Cisco Extends Buying Spree

Dipping into its coffers again to bolster its technology, network equipment
giant Cisco will pay $9 million for full control of
Parc Technologies.

Cisco already owned a 10 percent stake in the privately-held London company, having contributed to its $23 million second-round of financing along with
NTT Corp. and Credit Suisse First Boston.

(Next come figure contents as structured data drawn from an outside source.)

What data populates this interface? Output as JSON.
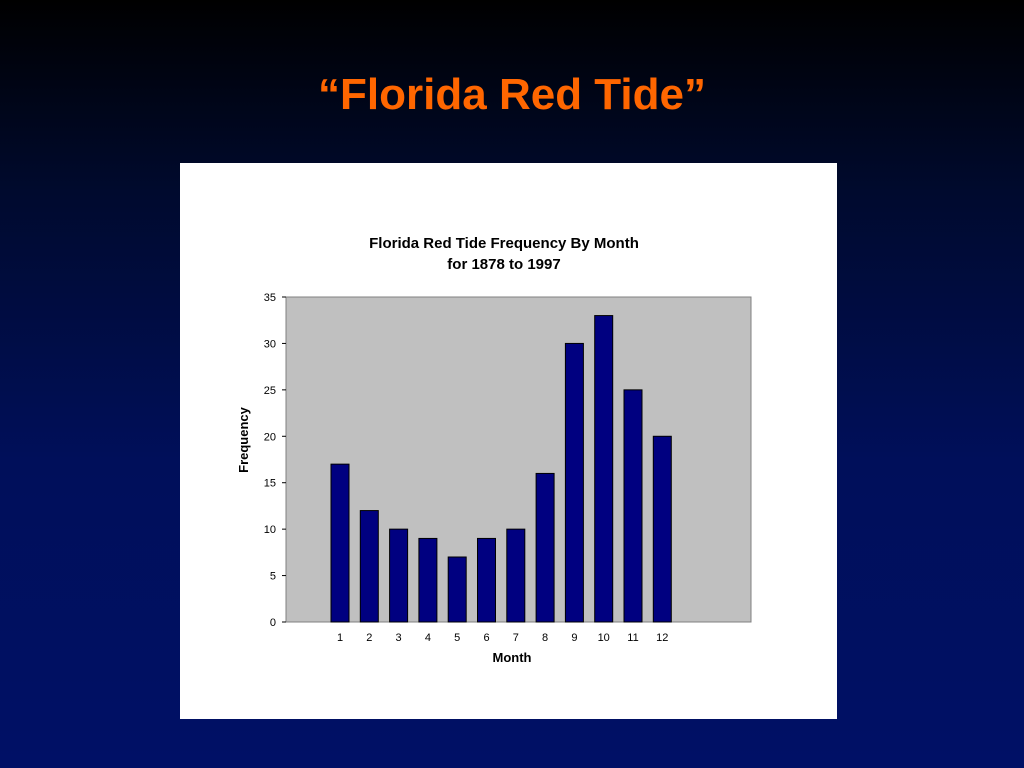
{
  "slide": {
    "title": "“Florida Red Tide”",
    "title_color": "#ff6600"
  },
  "chart_data": {
    "type": "bar",
    "title": "Florida Red Tide Frequency By Month",
    "subtitle": "for 1878 to 1997",
    "xlabel": "Month",
    "ylabel": "Frequency",
    "categories": [
      "1",
      "2",
      "3",
      "4",
      "5",
      "6",
      "7",
      "8",
      "9",
      "10",
      "11",
      "12"
    ],
    "values": [
      17,
      12,
      10,
      9,
      7,
      9,
      10,
      16,
      30,
      33,
      25,
      20
    ],
    "ylim": [
      0,
      35
    ],
    "yticks": [
      "0",
      "5",
      "10",
      "15",
      "20",
      "25",
      "30",
      "35"
    ],
    "grid": false,
    "legend": "none",
    "bar_color": "#000080",
    "plot_background": "#c0c0c0"
  }
}
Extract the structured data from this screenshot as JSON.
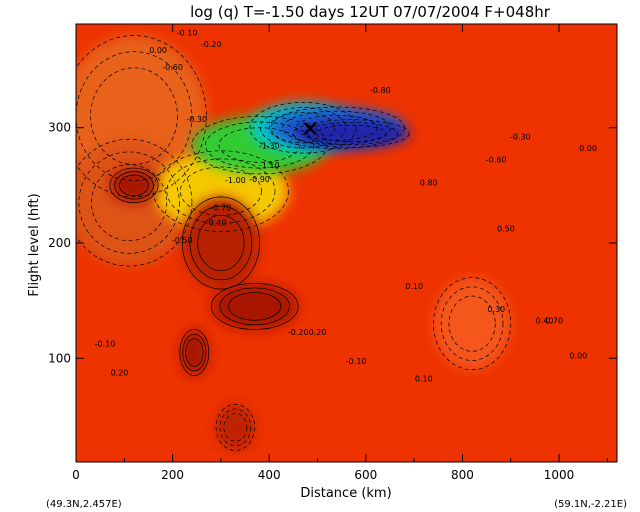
{
  "chart_data": {
    "type": "contour",
    "title": "log (q)   T=-1.50 days   12UT 07/07/2004  F+048hr",
    "xlabel": "Distance  (km)",
    "ylabel": "Flight level  (hft)",
    "xlim": [
      0,
      1120
    ],
    "ylim": [
      10,
      390
    ],
    "x_ticks": [
      0,
      200,
      400,
      600,
      800,
      1000
    ],
    "x_tick_labels": [
      "0",
      "200",
      "400",
      "600",
      "800",
      "1000"
    ],
    "y_ticks": [
      100,
      200,
      300
    ],
    "y_tick_labels": [
      "100",
      "200",
      "300"
    ],
    "left_endpoint": "(49.3N,2.457E)",
    "right_endpoint": "(59.1N,-2.21E)",
    "marker": {
      "symbol": "×",
      "x": 485,
      "y": 300
    },
    "background_color": "#ee3300",
    "regions": [
      {
        "name": "orange-upper-left",
        "color": "#e8621a",
        "center": [
          120,
          310
        ],
        "radius": [
          150,
          70
        ]
      },
      {
        "name": "orange-left",
        "color": "#de5216",
        "center": [
          110,
          235
        ],
        "radius": [
          130,
          55
        ]
      },
      {
        "name": "yellow-band",
        "color": "#f5c800",
        "center": [
          300,
          245
        ],
        "radius": [
          140,
          35
        ]
      },
      {
        "name": "green-moist-layer",
        "color": "#33cc33",
        "center": [
          380,
          285
        ],
        "radius": [
          140,
          25
        ]
      },
      {
        "name": "cyan-moist-layer",
        "color": "#00c8c8",
        "center": [
          470,
          300
        ],
        "radius": [
          110,
          22
        ]
      },
      {
        "name": "blue-moist-core",
        "color": "#1f5fcf",
        "center": [
          540,
          300
        ],
        "radius": [
          140,
          18
        ]
      },
      {
        "name": "dark-blue-core",
        "color": "#2020a8",
        "center": [
          570,
          295
        ],
        "radius": [
          120,
          12
        ]
      },
      {
        "name": "dark-red-blob-1",
        "color": "#b82000",
        "center": [
          300,
          200
        ],
        "radius": [
          80,
          40
        ]
      },
      {
        "name": "dark-red-blob-2",
        "color": "#a81800",
        "center": [
          370,
          145
        ],
        "radius": [
          90,
          20
        ]
      },
      {
        "name": "dark-red-blob-3",
        "color": "#a81800",
        "center": [
          245,
          105
        ],
        "radius": [
          30,
          20
        ]
      },
      {
        "name": "dark-red-blob-4",
        "color": "#a81800",
        "center": [
          120,
          250
        ],
        "radius": [
          50,
          15
        ]
      },
      {
        "name": "dark-red-blob-5",
        "color": "#c02000",
        "center": [
          330,
          40
        ],
        "radius": [
          40,
          20
        ]
      },
      {
        "name": "light-orange-patches",
        "color": "#f4561f",
        "center": [
          820,
          130
        ],
        "radius": [
          80,
          40
        ]
      }
    ],
    "contour_labels": [
      {
        "text": "-1.30",
        "x": 400,
        "y": 282
      },
      {
        "text": "-1.10",
        "x": 400,
        "y": 265
      },
      {
        "text": "-1.00",
        "x": 330,
        "y": 252
      },
      {
        "text": "-0.90",
        "x": 380,
        "y": 253
      },
      {
        "text": "-0.80",
        "x": 630,
        "y": 330
      },
      {
        "text": "-0.70",
        "x": 300,
        "y": 228
      },
      {
        "text": "-0.60",
        "x": 200,
        "y": 350
      },
      {
        "text": "-0.60",
        "x": 870,
        "y": 270
      },
      {
        "text": "-0.50",
        "x": 220,
        "y": 200
      },
      {
        "text": "-0.40",
        "x": 290,
        "y": 215
      },
      {
        "text": "-0.30",
        "x": 250,
        "y": 305
      },
      {
        "text": "-0.30",
        "x": 920,
        "y": 290
      },
      {
        "text": "-0.20",
        "x": 280,
        "y": 370
      },
      {
        "text": "-0.20",
        "x": 460,
        "y": 120
      },
      {
        "text": "-0.10",
        "x": 230,
        "y": 380
      },
      {
        "text": "-0.10",
        "x": 60,
        "y": 110
      },
      {
        "text": "-0.10",
        "x": 580,
        "y": 95
      },
      {
        "text": "0.00",
        "x": 170,
        "y": 365
      },
      {
        "text": "0.00",
        "x": 1040,
        "y": 100
      },
      {
        "text": "0.00",
        "x": 1060,
        "y": 280
      },
      {
        "text": "0.10",
        "x": 700,
        "y": 160
      },
      {
        "text": "0.10",
        "x": 720,
        "y": 80
      },
      {
        "text": "0.20",
        "x": 500,
        "y": 120
      },
      {
        "text": "0.20",
        "x": 90,
        "y": 85
      },
      {
        "text": "0.30",
        "x": 870,
        "y": 140
      },
      {
        "text": "0.40",
        "x": 970,
        "y": 130
      },
      {
        "text": "0.50",
        "x": 890,
        "y": 210
      },
      {
        "text": "0.70",
        "x": 990,
        "y": 130
      },
      {
        "text": "0.80",
        "x": 730,
        "y": 250
      }
    ]
  }
}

Parc’s Route Server algorithms were devised to help service providers meet
service level agreements (SLAs) while improving network utilization and
reducing capital expenditure.

Initially, Parc’s technology will be used by Cisco in its Multiprotocol
Label Switching management portfolio, made available as part
of its IP Solution Center (ISC).

The Parc sale is expected to close in the first quarter of Cisco’s fiscal
2005. When it does, a dozen of the 20 Parc employees, including CEO Gideon
Agar, will join Cisco, according to Cisco spokeswoman Elizabeth McNichols.
They will report to Cliff Meltzer, senior vice president of Cisco’s network
management technology group.

The Parc purchase is the latest in a string of pickups. The company can
certainly afford it. At the end of its most recent quarter, the company had
approximately $19 billion in cash and marketable investments on its books.

Last month, Cisco paid $89
million
for the assets of core router maker Procket Networks.

That was closely followed by an $82 million
deal
for the 83 percent of Actona Technologies that it doesn’t already
own. Privately held Actona makes wide area network (define) file services
software to help large companies store and manage data at far-off locations.